The Rutt - Up close and Personal
One great aspect of shooting outdoors is witnessing the unexpected. When it involves elk, just plan on the unexpected.
I’ve had the privilege of watching elk spar, and herds merge and split. It’s always fascinating to watch the pageantry, usually from a safe distance, or at least a safe place. Watching from a road usually provides that distance and safety.
This year, the experience was much closer than any of the past. One early morning a friend and I found two bull elk sparing within a few yards of the road. By a few yards, I mean from about ten yards to 50 yards. We set up next to the car to photograph the spectacle, keeping the car between us and the dueling bulls, mostly. The bulls engaged each other in fits and starts for several minutes. Some of the engagement was much more energetic. Describing it as 'fierce' would not be an understatement. One of these instances brought the elk quite close, a little too close for comfort when you can see the raw speed, strength and power of both of these large animals.
There was a winner in the end. Both bulls were spent, but one of them threw in the towel, so to speak, and wandered away.
But this was just a prelude to much more excitement.

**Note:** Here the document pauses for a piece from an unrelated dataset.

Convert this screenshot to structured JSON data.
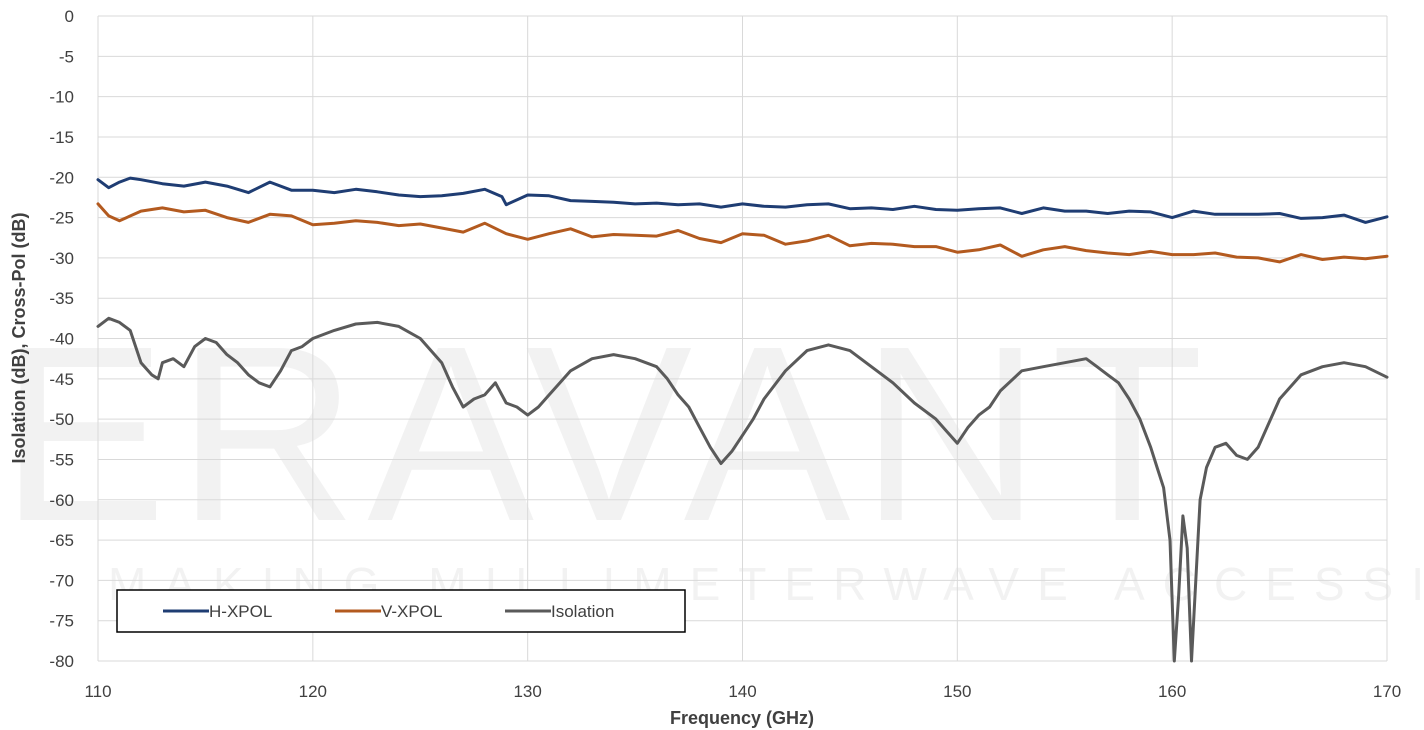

Moving down the road, we found a herd with a dominant bull, and several challengers. The challenges were all met with considerable fanfare. A small crowd of onlookers gathered, with several cars parked along the road. This herd was also near the road, but everyone was wisely staying on the road and near the cars.
Then the unexpected happened. The cows of the herd decided that they wanted to cross the road. Specifically, they wanted to cross the road through the parked cars and spectators. Normally that’s not too big of a deal, except for the fact that you’re standing near some very large animals, in rut. This time, all of the challenging bulls sensed an opportunity when the herd moved. Of course they moved with it, and their contests escalated.
I’ve seen these events before, but usually from several hundred yards away. This time I was seeing it from the inside out, so to speak. Every one of us watching found ourselves in the middle of the elk herd, bulls bugling and challenging each other for the cows. There was no opportunity to get into one’s own car, so everyone backed up to the nearest car to get out of the way of these half-ton beasts. And everyone stayed calm, just moving out of the way of the shifting elk.
I huddled up against the back of a parked motorhome along with two others. The three of us were huddled together trying to keep track of the movements of the bulls — about five in our immediate vicinity — as they continued the challenges. There were numerous cows also wandering by.
One of my companions was the friend that I’d been with when we encountered the two dueling elk earlier in the morning. He was considering options for moving again should the need arise, and considered going around to the side of the motorhome. I reminded him that there was another bull around there. When I last saw that bull, he was a safe distance away, but I didn’t know where he may have moved. That justified a careful peek around the corner.
The other fellow standing next to me seemed to be witnessing this event for the first time. He turned to me and asked, “Does this happen all the time?” I responded, “It does, but rarely with us standing in the middle of it.”
The herd moved on and the elk continued their mating rituals. The people on the road moved away from the shelter of the cars. Everyone had a sparkle in their eye, knowing that they’d had witnessed something very special.
As if just being in the landscape isn’t inspiring enough, I found this unexpected close encounter with such majestic animals truly exhilarating!